The angular range is the most important. It is essential that the reflected sunlight does not hit the secondary mirror, and this defines the smallest usable angular separation from the Sun. The angle at which the sunlight cone starts to hit the inside of the tube defines the largest angular separation: any larger and the tube will heat up, generating tube currents, and there will be a lot of scattered light. For the telescope used in this observation these angles are 2.25 and 4.2 degrees respectively, but for safety the smaller angle is taken as being 2.5 degrees, i.e. one additional solar radius away from the Sun.

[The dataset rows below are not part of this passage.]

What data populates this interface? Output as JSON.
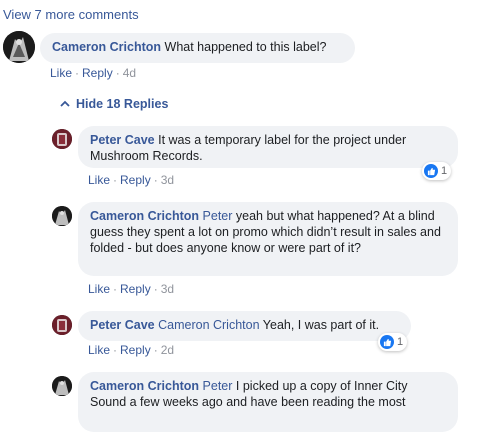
{
  "view_more": "View 7 more comments",
  "actions": {
    "like": "Like",
    "reply": "Reply"
  },
  "hide_replies": "Hide 18 Replies",
  "comment": {
    "author": "Cameron Crichton",
    "text": "What happened to this label?",
    "time": "4d"
  },
  "replies": [
    {
      "author": "Peter Cave",
      "mention": "",
      "text": "It was a temporary label for the project under Mushroom Records.",
      "time": "3d",
      "reactions": "1"
    },
    {
      "author": "Cameron Crichton",
      "mention": "Peter",
      "text": "yeah but what happened? At a blind guess they spent a lot on promo which didn’t result in sales and folded - but does anyone know or were part of it?",
      "time": "3d"
    },
    {
      "author": "Peter Cave",
      "mention": "Cameron Crichton",
      "text": "Yeah, I was part of it.",
      "time": "2d",
      "reactions": "1"
    },
    {
      "author": "Cameron Crichton",
      "mention": "Peter",
      "text": "I picked up a copy of Inner City Sound a few weeks ago and have been reading the most"
    }
  ],
  "colors": {
    "link": "#385898",
    "bubble": "#f0f2f5",
    "like": "#1877f2"
  }
}
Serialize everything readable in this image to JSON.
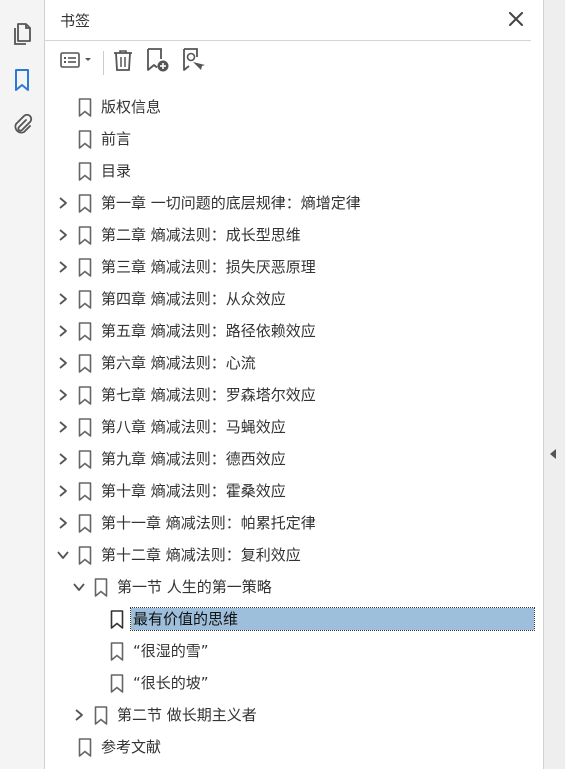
{
  "panel": {
    "title": "书签"
  },
  "toolbar": {
    "options_icon": "list-options-icon",
    "delete_icon": "trash-icon",
    "new_bookmark_icon": "bookmark-add-icon",
    "new_from_structure_icon": "bookmark-search-icon"
  },
  "left_rail": {
    "items": [
      "pages-icon",
      "bookmarks-icon",
      "attachments-icon"
    ],
    "active": "bookmarks-icon",
    "accent": "#2d7ad6"
  },
  "tree": {
    "selection_color": "#9dbfdb",
    "items": [
      {
        "label": "版权信息",
        "level": 0,
        "expander": "none"
      },
      {
        "label": "前言",
        "level": 0,
        "expander": "none"
      },
      {
        "label": "目录",
        "level": 0,
        "expander": "none"
      },
      {
        "label": "第一章 一切问题的底层规律：熵增定律",
        "level": 0,
        "expander": "collapsed"
      },
      {
        "label": "第二章 熵减法则：成长型思维",
        "level": 0,
        "expander": "collapsed"
      },
      {
        "label": "第三章 熵减法则：损失厌恶原理",
        "level": 0,
        "expander": "collapsed"
      },
      {
        "label": "第四章 熵减法则：从众效应",
        "level": 0,
        "expander": "collapsed"
      },
      {
        "label": "第五章 熵减法则：路径依赖效应",
        "level": 0,
        "expander": "collapsed"
      },
      {
        "label": "第六章 熵减法则：心流",
        "level": 0,
        "expander": "collapsed"
      },
      {
        "label": "第七章 熵减法则：罗森塔尔效应",
        "level": 0,
        "expander": "collapsed"
      },
      {
        "label": "第八章 熵减法则：马蝇效应",
        "level": 0,
        "expander": "collapsed"
      },
      {
        "label": "第九章 熵减法则：德西效应",
        "level": 0,
        "expander": "collapsed"
      },
      {
        "label": "第十章 熵减法则：霍桑效应",
        "level": 0,
        "expander": "collapsed"
      },
      {
        "label": "第十一章 熵减法则：帕累托定律",
        "level": 0,
        "expander": "collapsed"
      },
      {
        "label": "第十二章 熵减法则：复利效应",
        "level": 0,
        "expander": "expanded"
      },
      {
        "label": "第一节 人生的第一策略",
        "level": 1,
        "expander": "expanded"
      },
      {
        "label": "最有价值的思维",
        "level": 2,
        "expander": "none",
        "selected": true
      },
      {
        "label": "“很湿的雪”",
        "level": 2,
        "expander": "none"
      },
      {
        "label": "“很长的坡”",
        "level": 2,
        "expander": "none"
      },
      {
        "label": "第二节 做长期主义者",
        "level": 1,
        "expander": "collapsed"
      },
      {
        "label": "参考文献",
        "level": 0,
        "expander": "none"
      }
    ]
  }
}
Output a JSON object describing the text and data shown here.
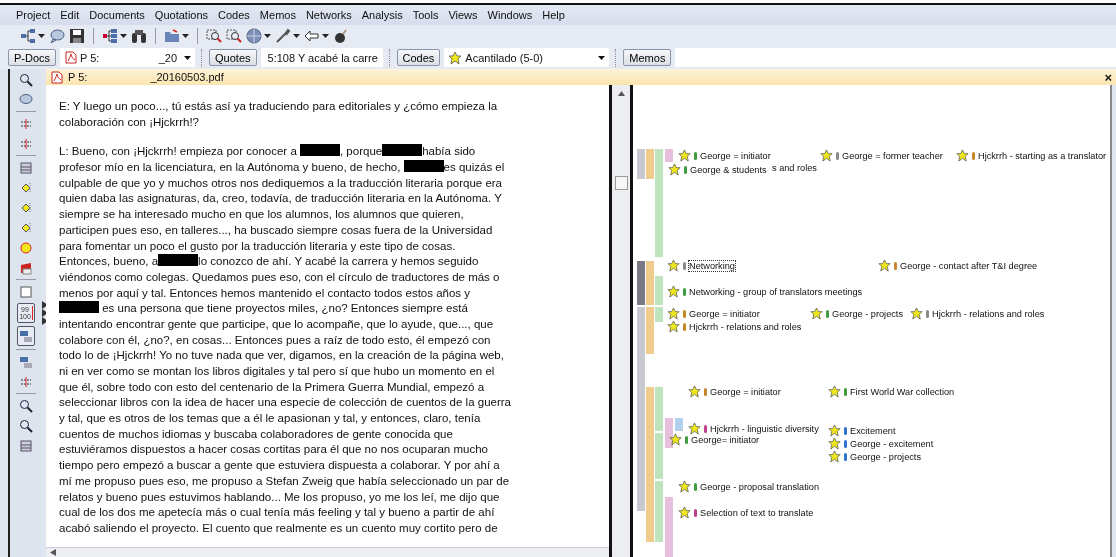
{
  "menu": [
    "Project",
    "Edit",
    "Documents",
    "Quotations",
    "Codes",
    "Memos",
    "Networks",
    "Analysis",
    "Tools",
    "Views",
    "Windows",
    "Help"
  ],
  "navigator": {
    "pdocs_button": "P-Docs",
    "pdoc_value": "P 5:",
    "pdoc_value_end": "_20",
    "quotes_button": "Quotes",
    "quote_value": "5:108 Y acabé la carre",
    "codes_button": "Codes",
    "code_value": "Acantilado (5-0)",
    "memos_button": "Memos"
  },
  "left_toolbar": [
    {
      "pressed": false
    },
    {
      "pressed": false
    },
    {
      "pressed": false
    },
    {
      "pressed": false
    },
    {
      "pressed": false
    },
    {
      "pressed": false
    },
    {
      "pressed": false
    },
    {
      "pressed": false
    },
    {
      "pressed": false
    },
    {
      "pressed": false
    },
    {
      "pressed": false
    },
    {
      "pressed": true,
      "label": "99 100"
    },
    {
      "pressed": true
    },
    {
      "pressed": false
    },
    {
      "pressed": false
    },
    {
      "pressed": false
    },
    {
      "pressed": false
    },
    {
      "pressed": false
    }
  ],
  "document_tab": {
    "title_start": "P 5:",
    "title_end": "_20160503.pdf",
    "close": "×"
  },
  "document": [
    {
      "lines": [
        [
          {
            "kind": "text",
            "text": "E: Y luego un poco..., tú estás así ya traduciendo para editoriales y ¿cómo empieza la"
          }
        ],
        [
          {
            "kind": "text",
            "text": "colaboración con ¡Hjckrrh!?"
          }
        ]
      ]
    },
    {
      "lines": [
        [
          {
            "kind": "text",
            "text": "L: Bueno, con ¡Hjckrrh! empieza por conocer a "
          },
          {
            "kind": "redacted"
          },
          {
            "kind": "text",
            "text": ", porque"
          },
          {
            "kind": "redacted"
          },
          {
            "kind": "text",
            "text": "había sido"
          }
        ],
        [
          {
            "kind": "text",
            "text": "profesor mío en la licenciatura, en la Autónoma y bueno, de hecho, "
          },
          {
            "kind": "redacted"
          },
          {
            "kind": "text",
            "text": "es quizás el"
          }
        ],
        [
          {
            "kind": "text",
            "text": "culpable de que yo y muchos otros nos dediquemos a la traducción literaria porque era"
          }
        ],
        [
          {
            "kind": "text",
            "text": "quien daba las asignaturas, da, creo, todavía, de traducción literaria en la Autónoma. Y"
          }
        ],
        [
          {
            "kind": "text",
            "text": "siempre se ha interesado mucho en que los alumnos, los alumnos que quieren,"
          }
        ],
        [
          {
            "kind": "text",
            "text": "participen pues eso, en talleres..., ha buscado siempre cosas fuera de la Universidad"
          }
        ],
        [
          {
            "kind": "text",
            "text": "para fomentar un poco el gusto por la traducción literaria y este tipo de cosas."
          }
        ],
        [
          {
            "kind": "text",
            "text": "Entonces, bueno, a"
          },
          {
            "kind": "redacted"
          },
          {
            "kind": "text",
            "text": "lo conozco de ahí. Y acabé la carrera y hemos seguido"
          }
        ],
        [
          {
            "kind": "text",
            "text": "viéndonos como colegas. Quedamos pues eso, con el círculo de traductores de más o"
          }
        ],
        [
          {
            "kind": "text",
            "text": "menos por aquí y tal. Entonces hemos mantenido el contacto todos estos años y"
          }
        ],
        [
          {
            "kind": "redacted"
          },
          {
            "kind": "text",
            "text": " es una persona que tiene proyectos miles, ¿no? Entonces siempre está"
          }
        ],
        [
          {
            "kind": "text",
            "text": "intentando encontrar gente que participe, que lo acompañe, que lo ayude, que..., que"
          }
        ],
        [
          {
            "kind": "text",
            "text": "colabore con él, ¿no?, en cosas... Entonces pues a raíz de todo esto, él empezó con"
          }
        ],
        [
          {
            "kind": "text",
            "text": "todo lo de ¡Hjckrrh! Yo no tuve nada que ver, digamos, en la creación de la página web,"
          }
        ],
        [
          {
            "kind": "text",
            "text": "ni en ver como se montan los libros digitales y tal pero sí que hubo un momento en el"
          }
        ],
        [
          {
            "kind": "text",
            "text": "que él, sobre todo con esto del centenario de la Primera Guerra Mundial, empezó a"
          }
        ],
        [
          {
            "kind": "text",
            "text": "seleccionar libros con la idea de hacer una especie de colección de cuentos de la guerra"
          }
        ],
        [
          {
            "kind": "text",
            "text": "y tal, que es otros de los temas que a él le apasionan y tal, y entonces, claro, tenía"
          }
        ],
        [
          {
            "kind": "text",
            "text": "cuentos de muchos idiomas y buscaba colaboradores de gente conocida que"
          }
        ],
        [
          {
            "kind": "text",
            "text": "estuviéramos dispuestos a hacer cosas cortitas para él que no nos ocuparan mucho"
          }
        ],
        [
          {
            "kind": "text",
            "text": "tiempo pero empezó a buscar a gente que estuviera dispuesta a colaborar. Y por ahí a"
          }
        ],
        [
          {
            "kind": "text",
            "text": "mí me propuso pues eso, me propuso a Stefan Zweig que había seleccionado un par de"
          }
        ],
        [
          {
            "kind": "text",
            "text": "relatos y bueno pues estuvimos hablando... Me los propuso, yo me los leí, me dijo que"
          }
        ],
        [
          {
            "kind": "text",
            "text": "cual de los dos me apetecía más o cual tenía más feeling y tal y bueno a partir de ahí"
          }
        ],
        [
          {
            "kind": "text",
            "text": "acabó saliendo el proyecto. El cuento que realmente es un cuento muy cortito pero de"
          }
        ]
      ]
    }
  ],
  "margin_bars": [
    {
      "color": "#c8c8d0"
    },
    {
      "color": "#f0cc8c"
    },
    {
      "color": "#bfe3bd"
    },
    {
      "color": "#e8bfdc"
    },
    {
      "color": "#7a7a86"
    },
    {
      "color": "#f0cc8c"
    },
    {
      "color": "#bfe3bd"
    },
    {
      "color": "#c8c8d0"
    },
    {
      "color": "#f0cc8c"
    },
    {
      "color": "#bfe3bd"
    },
    {
      "color": "#f0cc8c"
    },
    {
      "color": "#bfe3bd"
    },
    {
      "color": "#bfe3bd"
    },
    {
      "color": "#bfe3bd"
    },
    {
      "color": "#e8bfdc"
    },
    {
      "color": "#e8bfdc"
    },
    {
      "color": "#b3d0ee"
    }
  ],
  "margin_codes": [
    {
      "kind": "code",
      "label": "George = initiator",
      "color": "#3f9c3f",
      "selected": false
    },
    {
      "kind": "code",
      "label": "George = former teacher",
      "color": "#8a8a8a",
      "selected": false
    },
    {
      "kind": "code",
      "label": "Hjckrrh - starting as a translator",
      "color": "#c8862a",
      "selected": false
    },
    {
      "kind": "code",
      "label": "George & students",
      "color": "#3f9c3f",
      "selected": false
    },
    {
      "kind": "fragment",
      "label": "s and roles"
    },
    {
      "kind": "code",
      "label": "Networking",
      "color": "#8a8a8a",
      "selected": true
    },
    {
      "kind": "code",
      "label": "George - contact after T&I degree",
      "color": "#c8862a",
      "selected": false
    },
    {
      "kind": "code",
      "label": "Networking - group of translators meetings",
      "color": "#3f9c3f",
      "selected": false
    },
    {
      "kind": "code",
      "label": "George = initiator",
      "color": "#c8862a",
      "selected": false
    },
    {
      "kind": "code",
      "label": "George - projects",
      "color": "#3f9c3f",
      "selected": false
    },
    {
      "kind": "code",
      "label": "Hjckrrh - relations and roles",
      "color": "#8a8a8a",
      "selected": false
    },
    {
      "kind": "code",
      "label": "Hjckrrh - relations and roles",
      "color": "#c8862a",
      "selected": false
    },
    {
      "kind": "code",
      "label": "George = initiator",
      "color": "#c8862a",
      "selected": false
    },
    {
      "kind": "code",
      "label": "First World War collection",
      "color": "#3f9c3f",
      "selected": false
    },
    {
      "kind": "code",
      "label": "Hjckrrh - linguistic diversity",
      "color": "#c0408e",
      "selected": false
    },
    {
      "kind": "code",
      "label": "George= initiator",
      "color": "#3f9c3f",
      "selected": false
    },
    {
      "kind": "code",
      "label": "Excitement",
      "color": "#2f74d0",
      "selected": false
    },
    {
      "kind": "code",
      "label": "George - excitement",
      "color": "#2f74d0",
      "selected": false
    },
    {
      "kind": "code",
      "label": "George - projects",
      "color": "#2f74d0",
      "selected": false
    },
    {
      "kind": "code",
      "label": "George - proposal translation",
      "color": "#3f9c3f",
      "selected": false
    },
    {
      "kind": "code",
      "label": "Selection of text to translate",
      "color": "#c0408e",
      "selected": false
    }
  ]
}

These values must be calculated for each individual telescope, based on the tube dimensions, the focal length and the diameters of the mirrors.

Catadioptric telescopes and refractors are not suitable for this type of observation because the Sun’s heat and light will be deposited either on the secondary mirror, its mounting and the corrector plate, or inside the tube. Both of these scenarios are potentially damaging or dangerous.

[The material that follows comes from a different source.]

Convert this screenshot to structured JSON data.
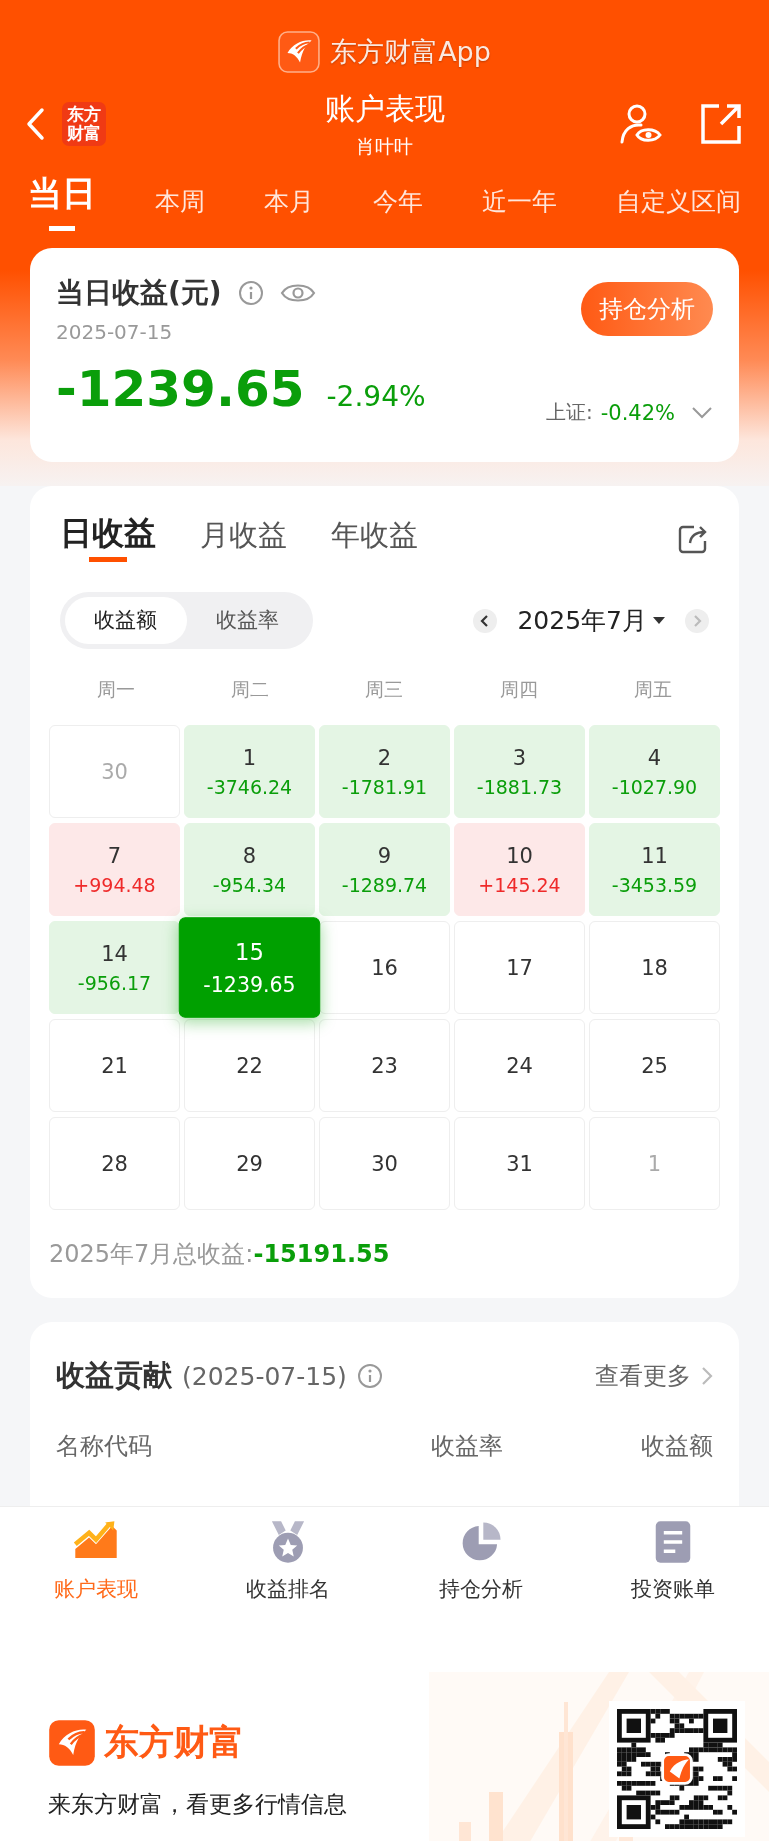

If the air is calm and clear and Mercury is within the acceptable range of elongations, I will attempt to find it. On this occasion, Mercury was at an elongation of 3.2 degrees, i.e. well within the acceptable angular range. It was located, as usual, by aiming the filtered telescope at the centre of the Sun, then making an offset in RA and Dec based on coordinates from Stellarium. On removing the solar filter, the planet was seen near the centre of the field of view after a few seconds. When the elongation is small, minor errors in polar alignment have very little effect on the offset position, thus provided the offset is made correctly the planet will certainly be somewhere in the field of the eyepiece. If the sky is clear enough, slightly jiggling the telescope will be enough to reveal Mercury as a tiny bright speck.


geoflewis's picture

Hi Chris,

I've never imaged Mercury and am unlikely to be able to do so from my location as I have my house to the east of my observatory and trees to the west, so with Mercury never getting far from the Sun, I'd have to find it in full daylight. Your technique and cautionary advice are exemplary. The resultant images are superb and are a complete match to the Messenger data images, which to me seems remarkable.

Very well done.


Chris Hooker's picture

Hi Geof,

I'm glad you like the image, and I appreciate your kind words. If you wanted you could find Mercury in daylight when it's well away from the Sun, and it's completely safe provided no sunlight enters the telescope. It's been so well mapped by Messenger that there's no great benefit in imaging from Earth, but I enjoy the challenge and it's satisfying when everything comes together like this.

Kind regards,


Fossil Light's picture

This is a very impressive image Chris given the elongation and hats off to you undertaking such a challenge. Thanks for including the details of the technique which requires very careful planning and steely nerves,



Chris Hooker's picture

Hi Martin,

I wouldn't claim to have nerves of steel but you're right about the planning. Even so it was good luck that the right conditions occurred just as Mercury was in the right place so I was able to take advantage of them.